Authorities in northern India have arrested three men, including two police officers, suspected of gang-raping and killing two teenage sisters before hanging their bodies from a mango tree.
The deaths have sparked renewed public outrage over sexual violence in the country.
Villagers found the girls' bodies on Wednesday morning, hours after they disappeared from fields near their home in Katra village in Uttar Pradesh state, police superintendent Atul Saxena said. The girls, who were 14 and 15, had gone into the fields because there was no toilet in their home.
Hundreds of villagers spent the rest of the day in silent protest over alleged police inaction in the case. Indian TV channels showed video of the villagers sitting under the girls' bodies as they swung in the wind, preventing authorities from taking them down until the suspects were arrested.
Police arrested the three men later in the day and were searching for four more suspects.
Autopsies confirmed the girls had been gang-raped and strangled before being hanged, Saxena said.
Villagers accused the local police station chief of ignoring a complaint by the girls' father on Tuesday night that the girls were missing. The station chief has since been suspended.

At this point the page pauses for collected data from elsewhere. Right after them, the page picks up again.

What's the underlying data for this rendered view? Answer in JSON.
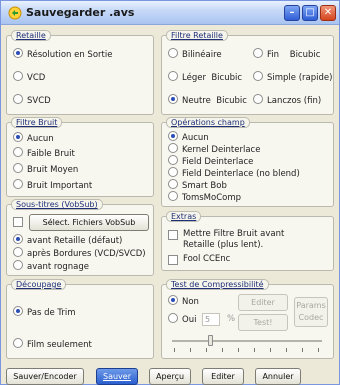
{
  "window": {
    "title": "Sauvegarder .avs",
    "minimize": "–",
    "maximize": "□",
    "close": "✕"
  },
  "resize": {
    "title": "Retaille",
    "options": [
      "Résolution en Sortie",
      "VCD",
      "SVCD"
    ],
    "selected": "Résolution en Sortie"
  },
  "resize_filter": {
    "title": "Filtre Retaille",
    "options": [
      "Bilinéaire",
      "Fin",
      "Bicubic",
      "Léger  Bicubic",
      "Simple (rapide)",
      "Neutre  Bicubic",
      "Lanczos (fin)"
    ],
    "selected": "Neutre  Bicubic"
  },
  "noise_filter": {
    "title": "Filtre Bruit",
    "options": [
      "Aucun",
      "Faible Bruit",
      "Bruit Moyen",
      "Bruit Important"
    ],
    "selected": "Aucun"
  },
  "field_ops": {
    "title": "Opérations champ",
    "options": [
      "Aucun",
      "Kernel Deinterlace",
      "Field Deinterlace",
      "Field Deinterlace (no blend)",
      "Smart Bob",
      "TomsMoComp"
    ],
    "selected": "Aucun"
  },
  "subtitles": {
    "title": "Sous-titres (VobSub)",
    "select_button": "Sélect. Fichiers VobSub",
    "options": [
      "avant Retaille (défaut)",
      "après Bordures (VCD/SVCD)",
      "avant rognage"
    ],
    "selected": "avant Retaille (défaut)"
  },
  "extras": {
    "title": "Extras",
    "noise_before_line1": "Mettre Filtre Bruit avant",
    "noise_before_line2": "Retaille (plus lent).",
    "fool_ccenc": "Fool CCEnc"
  },
  "cutting": {
    "title": "Découpage",
    "options": [
      "Pas de Trim",
      "Film seulement"
    ],
    "selected": "Pas de Trim"
  },
  "compressibility": {
    "title": "Test de Compressibilité",
    "no": "Non",
    "yes": "Oui",
    "selected": "Non",
    "value": "5",
    "unit": "%",
    "edit_button": "Editer",
    "test_button": "Test!",
    "params_line1": "Params",
    "params_line2": "Codec"
  },
  "footer": {
    "save_encode": "Sauver/Encoder",
    "save": "Sauver",
    "preview": "Aperçu",
    "edit": "Editer",
    "cancel": "Annuler"
  }
}
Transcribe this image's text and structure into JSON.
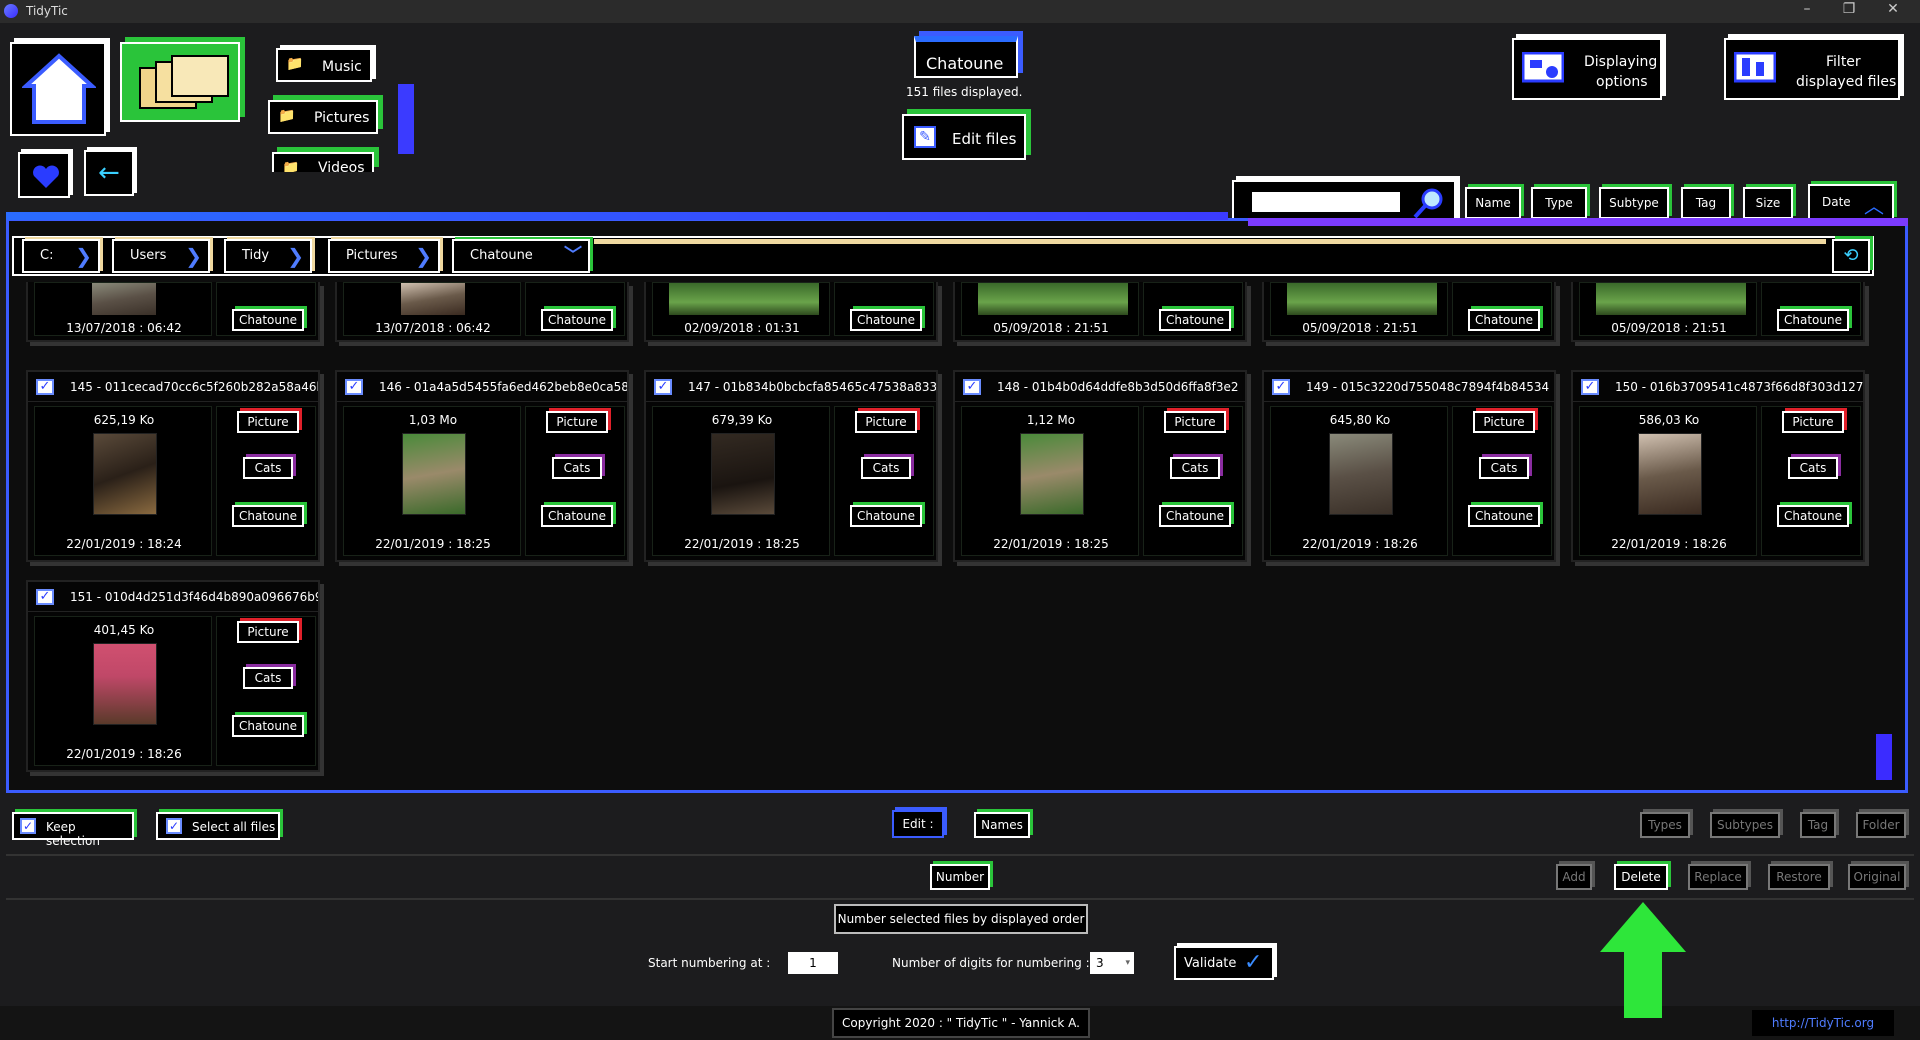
{
  "titlebar": {
    "title": "TidyTic",
    "minimize": "–",
    "restore": "❐",
    "close": "✕"
  },
  "nav": {
    "music": "Music",
    "pictures": "Pictures",
    "videos": "Videos"
  },
  "header": {
    "folder_name": "Chatoune",
    "files_displayed": "151 files displayed.",
    "edit_files": "Edit files",
    "displaying_options_line1": "Displaying",
    "displaying_options_line2": "options",
    "filter_line1": "Filter",
    "filter_line2": "displayed files"
  },
  "sort": {
    "name": "Name",
    "type": "Type",
    "subtype": "Subtype",
    "tag": "Tag",
    "size": "Size",
    "date": "Date"
  },
  "breadcrumb": [
    "C:",
    "Users",
    "Tidy",
    "Pictures",
    "Chatoune"
  ],
  "top_row": [
    {
      "date": "13/07/2018 : 06:42",
      "folder": "Chatoune"
    },
    {
      "date": "13/07/2018 : 06:42",
      "folder": "Chatoune"
    },
    {
      "date": "02/09/2018 : 01:31",
      "folder": "Chatoune"
    },
    {
      "date": "05/09/2018 : 21:51",
      "folder": "Chatoune"
    },
    {
      "date": "05/09/2018 : 21:51",
      "folder": "Chatoune"
    },
    {
      "date": "05/09/2018 : 21:51",
      "folder": "Chatoune"
    }
  ],
  "files": [
    {
      "title": "145 - 011cecad70cc6c5f260b282a58a46b",
      "size": "625,19 Ko",
      "type": "Picture",
      "subtype": "Cats",
      "folder": "Chatoune",
      "date": "22/01/2019 : 18:24"
    },
    {
      "title": "146 - 01a4a5d5455fa6ed462beb8e0ca58",
      "size": "1,03 Mo",
      "type": "Picture",
      "subtype": "Cats",
      "folder": "Chatoune",
      "date": "22/01/2019 : 18:25"
    },
    {
      "title": "147 - 01b834b0bcbcfa85465c47538a833",
      "size": "679,39 Ko",
      "type": "Picture",
      "subtype": "Cats",
      "folder": "Chatoune",
      "date": "22/01/2019 : 18:25"
    },
    {
      "title": "148 - 01b4b0d64ddfe8b3d50d6ffa8f3e2",
      "size": "1,12 Mo",
      "type": "Picture",
      "subtype": "Cats",
      "folder": "Chatoune",
      "date": "22/01/2019 : 18:25"
    },
    {
      "title": "149 - 015c3220d755048c7894f4b84534",
      "size": "645,80 Ko",
      "type": "Picture",
      "subtype": "Cats",
      "folder": "Chatoune",
      "date": "22/01/2019 : 18:26"
    },
    {
      "title": "150 - 016b3709541c4873f66d8f303d127",
      "size": "586,03 Ko",
      "type": "Picture",
      "subtype": "Cats",
      "folder": "Chatoune",
      "date": "22/01/2019 : 18:26"
    },
    {
      "title": "151 - 010d4d251d3f46d4b890a096676b9",
      "size": "401,45 Ko",
      "type": "Picture",
      "subtype": "Cats",
      "folder": "Chatoune",
      "date": "22/01/2019 : 18:26"
    }
  ],
  "actions": {
    "keep_selection": "Keep selection",
    "select_all": "Select all files",
    "edit": "Edit :",
    "names": "Names",
    "types": "Types",
    "subtypes": "Subtypes",
    "tag": "Tag",
    "folder": "Folder",
    "number": "Number",
    "add": "Add",
    "delete": "Delete",
    "replace": "Replace",
    "restore": "Restore",
    "original": "Original"
  },
  "numbering": {
    "title": "Number selected files by displayed order",
    "start_label": "Start numbering at :",
    "start_value": "1",
    "digits_label": "Number of digits for numbering :",
    "digits_value": "3",
    "validate": "Validate"
  },
  "footer": {
    "copyright": "Copyright 2020 : \" TidyTic \" - Yannick A.",
    "url": "http://TidyTic.org"
  },
  "colors": {
    "accent_green": "#2ac43a",
    "accent_blue": "#3b5cff",
    "accent_purple": "#7c3bff",
    "type_red": "#e0202a",
    "subtype_purple": "#8a2ca0"
  }
}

The family belongs to the Dalit community, also called "untouchables" and considered the lowest rung in India's caste system.
India tightened its anti-rape laws last year, making gang-rape punishable with the death penalty. The new laws came after nationwide protests over the fatal gang-rape of a 23-year-old woman on a moving bus in New Delhi in December 2012.
Records show a rape is committed every 22 minutes in India, a country of 1.2 billion people. Activists say the figure is an underestimate because an entrenched culture of tolerance towards sexual violence means many cases go unreported. Victims' families and the police often often encouraged them to keep quiet, experts say, and those who do report cases are often subjected to ridicule or social stigma.
Last month, the head of Uttar Pradesh's governing party told an election rally that the party was opposed to the law calling for gang rapists to be executed. "Boys will be boys," Mulayam Singh Yadav said. "They make mistakes."